In an article over at The Federalist, Stella Morabito proposes that marriage has become the “bogeyman” for progressives. She says it’s worth asking why.

I already know one big reason why—that single women, especially single women with children, are likely to become dependent on government. Ipso facto, they will vote for Democrats who promise to “help” them through more government programs.

Morabito’s article is well worth reading, even if you’ve already given a lot of thought to why the “Life of Julia,” the Obama campaign infomercial about a woman who lives her entire life on cradle to grave government handouts and seems to have nobody in her life, is so depressing.

Headlined “How Personal Relationships Threaten the Power of the State,” the article starts with an anti-marriage article in Slate headlined “Just Say No: For White, Working Class Women, It Makes Sense to Stay Single Mothers.” The authors are Naomi Cahn and June Carbone.

In the article, Lily, who is pregnant, has a job, but her boyfriend Carl is unemployed and aimless. Lily worries about what it would be like to bring up a child with Carl. Slate cites statistics (which Morabito challenges) and trends to bolster its advice to Lily: Just Say No.

One of the threats to being married is that when the couple divorces (an outcome Slate sees as inevitable), a court would likely issue an order that both parents remain involved in the life of the child. Yuck—Lily won’t be able to get rid of Carl even if she divorces him.

Morabito writes:

How wacky is this?  First, our friend “Carl” is a schlub (that’s why Lily blows him off), certainly not an “elite.”  But the fundamental point here is that children and family, you see, are chopped liver in this deal.  Marriage here is all about who gets what.  Essentially, this means Lily is supposed to deprive her children of a relationship with their father because . . . ?  Why?  The deck is stacked against her?  He doesn’t “deserve” or presumably doesn’t even want a relationship with his kids?  Lily should have an exclusive “right” to custody?

The upshot of all of this is to seal off the doors for Lily’s children in having a relationship with their father.  It also serves to reinforce a jaded outlook in women like Lily so that the doors are sealed against any hopes they might harbor to cultivate strong – i.e., mutually respectful and loving — relationships with potential fathers for their children.

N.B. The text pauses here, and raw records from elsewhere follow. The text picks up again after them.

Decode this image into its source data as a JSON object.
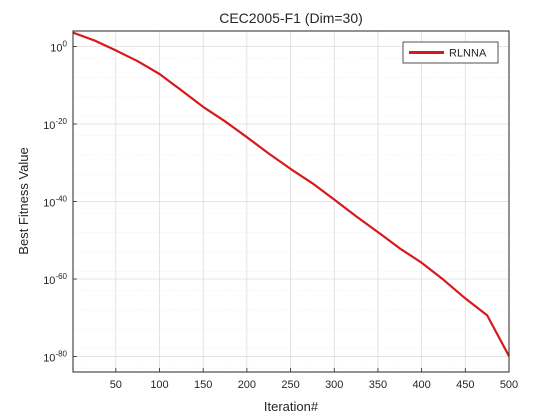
{
  "chart_data": {
    "type": "line",
    "title": "CEC2005-F1 (Dim=30)",
    "xlabel": "Iteration#",
    "ylabel": "Best Fitness Value",
    "xlim": [
      1,
      500
    ],
    "ylim_log10": [
      -84,
      4
    ],
    "yscale": "log",
    "grid": true,
    "minor_grid": true,
    "legend_position": "top-right",
    "x_ticks": [
      50,
      100,
      150,
      200,
      250,
      300,
      350,
      400,
      450,
      500
    ],
    "y_ticks": [
      {
        "base": "10",
        "exp": "0",
        "log10": 0
      },
      {
        "base": "10",
        "exp": "-20",
        "log10": -20
      },
      {
        "base": "10",
        "exp": "-40",
        "log10": -40
      },
      {
        "base": "10",
        "exp": "-60",
        "log10": -60
      },
      {
        "base": "10",
        "exp": "-80",
        "log10": -80
      }
    ],
    "series": [
      {
        "name": "RLNNA",
        "color": "#d7191c",
        "x": [
          1,
          25,
          50,
          75,
          100,
          125,
          150,
          175,
          200,
          225,
          250,
          275,
          300,
          325,
          350,
          375,
          400,
          425,
          450,
          475,
          500
        ],
        "y_log10": [
          3.6,
          1.6,
          -1.0,
          -3.8,
          -7.1,
          -11.3,
          -15.6,
          -19.3,
          -23.4,
          -27.6,
          -31.6,
          -35.3,
          -39.5,
          -43.8,
          -47.9,
          -52.1,
          -55.8,
          -60.2,
          -65.0,
          -69.4,
          -79.9
        ]
      }
    ]
  }
}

Ultimately, the Cahn-Carbone argument is about separation and isolation.  It serves primarily to separate people and separate families. And it’s another example of how children are the pawns and political footballs in just about every so-called “progressive” agenda.  Ironically, the argument also seems to cultivate a view of children born of casual sex as less deserving of intact families than children born to “elites.”  They are barely an afterthought in this picture, in which men are a hindrance to be avoided.

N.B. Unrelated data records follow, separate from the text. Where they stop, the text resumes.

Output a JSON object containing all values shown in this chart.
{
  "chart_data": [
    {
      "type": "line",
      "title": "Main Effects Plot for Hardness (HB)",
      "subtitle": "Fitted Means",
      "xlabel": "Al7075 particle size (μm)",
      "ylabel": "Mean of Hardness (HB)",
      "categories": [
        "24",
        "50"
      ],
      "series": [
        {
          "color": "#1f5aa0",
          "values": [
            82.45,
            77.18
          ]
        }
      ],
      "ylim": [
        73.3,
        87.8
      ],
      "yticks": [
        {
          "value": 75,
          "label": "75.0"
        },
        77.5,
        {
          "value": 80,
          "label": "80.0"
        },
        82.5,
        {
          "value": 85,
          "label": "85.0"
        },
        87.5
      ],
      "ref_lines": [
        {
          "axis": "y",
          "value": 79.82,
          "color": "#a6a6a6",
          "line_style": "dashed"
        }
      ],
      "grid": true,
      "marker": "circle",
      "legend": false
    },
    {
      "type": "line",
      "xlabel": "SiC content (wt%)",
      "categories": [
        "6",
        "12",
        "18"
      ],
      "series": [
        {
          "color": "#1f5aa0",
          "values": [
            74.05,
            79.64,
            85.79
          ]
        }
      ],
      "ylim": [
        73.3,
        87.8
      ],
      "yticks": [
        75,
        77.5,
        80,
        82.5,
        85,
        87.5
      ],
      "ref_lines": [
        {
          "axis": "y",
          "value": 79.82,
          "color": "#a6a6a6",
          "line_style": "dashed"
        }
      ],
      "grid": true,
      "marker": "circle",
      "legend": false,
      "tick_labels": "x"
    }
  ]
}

Strangely, Carbonne and Cahn seem to see marriage as promoting inequality. Morabito says that literature expressing this idea of the family is “mushrooming.” A forthcoming book, for example, portrays the family as “a barbaric, pre-modern holdover institution, perpetuating irrational relations and inherited forms of inequality.”

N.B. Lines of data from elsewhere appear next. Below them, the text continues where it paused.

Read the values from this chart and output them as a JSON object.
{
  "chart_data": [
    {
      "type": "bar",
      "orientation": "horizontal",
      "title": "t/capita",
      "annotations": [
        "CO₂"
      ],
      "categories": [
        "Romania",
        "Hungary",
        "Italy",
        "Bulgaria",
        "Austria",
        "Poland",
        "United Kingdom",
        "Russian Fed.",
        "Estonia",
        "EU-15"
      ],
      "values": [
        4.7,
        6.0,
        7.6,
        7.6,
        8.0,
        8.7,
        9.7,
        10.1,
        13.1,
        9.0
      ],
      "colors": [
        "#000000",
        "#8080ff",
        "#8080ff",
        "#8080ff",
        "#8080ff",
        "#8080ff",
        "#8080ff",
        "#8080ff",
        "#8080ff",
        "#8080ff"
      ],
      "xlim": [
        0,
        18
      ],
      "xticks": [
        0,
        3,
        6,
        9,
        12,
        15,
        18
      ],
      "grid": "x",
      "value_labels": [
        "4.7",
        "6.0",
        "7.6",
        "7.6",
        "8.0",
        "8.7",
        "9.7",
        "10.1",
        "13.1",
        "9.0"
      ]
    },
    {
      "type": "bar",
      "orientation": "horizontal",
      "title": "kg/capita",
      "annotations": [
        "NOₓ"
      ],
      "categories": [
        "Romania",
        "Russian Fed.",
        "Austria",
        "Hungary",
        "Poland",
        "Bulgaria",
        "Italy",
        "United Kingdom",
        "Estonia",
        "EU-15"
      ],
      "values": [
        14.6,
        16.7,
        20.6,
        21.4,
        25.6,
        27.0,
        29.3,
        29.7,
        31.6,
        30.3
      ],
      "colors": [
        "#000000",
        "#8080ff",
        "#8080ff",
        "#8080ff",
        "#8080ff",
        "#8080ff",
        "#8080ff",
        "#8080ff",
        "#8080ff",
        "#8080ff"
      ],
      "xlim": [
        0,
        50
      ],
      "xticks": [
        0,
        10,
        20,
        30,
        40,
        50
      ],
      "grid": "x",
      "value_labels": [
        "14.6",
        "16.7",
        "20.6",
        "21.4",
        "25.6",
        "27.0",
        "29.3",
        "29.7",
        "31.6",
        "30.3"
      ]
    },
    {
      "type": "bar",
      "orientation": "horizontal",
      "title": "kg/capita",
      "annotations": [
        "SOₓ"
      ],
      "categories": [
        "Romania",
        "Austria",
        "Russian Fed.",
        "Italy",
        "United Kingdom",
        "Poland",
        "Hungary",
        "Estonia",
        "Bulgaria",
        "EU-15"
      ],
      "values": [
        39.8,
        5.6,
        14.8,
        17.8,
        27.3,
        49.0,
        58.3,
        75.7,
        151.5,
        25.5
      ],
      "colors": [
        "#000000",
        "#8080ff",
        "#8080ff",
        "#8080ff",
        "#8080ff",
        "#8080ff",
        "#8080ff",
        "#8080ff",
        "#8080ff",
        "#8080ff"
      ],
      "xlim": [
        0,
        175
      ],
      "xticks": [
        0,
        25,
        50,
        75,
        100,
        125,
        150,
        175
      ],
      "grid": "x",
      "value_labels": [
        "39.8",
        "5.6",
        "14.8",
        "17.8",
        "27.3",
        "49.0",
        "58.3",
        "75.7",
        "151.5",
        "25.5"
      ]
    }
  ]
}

What this literature is really selling, Morabito argues, is isolation. Within this isolation is personal powerlessness:

Ultimately, personal relationships are the source of all real power.  Connection with others is the font of knowledge and wealth for human beings. Whoever controls personal relationships pretty much controls everything.

By enabling a culture of excess in which self-absorption and self-indulgence reign supreme, power elites seem invested in guaranteeing our problems will be self-reinforcing and self-perpetuating.  Their bait — sloth, sex, and nonstop mind-numbing entertainment – is a feel-good trap. Nothing substantial can be built on what they offer, least of all solid relationships.

It is only through relationships with others that people become fully human. Morabito’s article is really a fuller, more philosophical statement of what I put forth in the third paragraph of this blog: We can have our most intimate relationships with our fellow human beings or with the state. Seen in this light, marriage is subversive.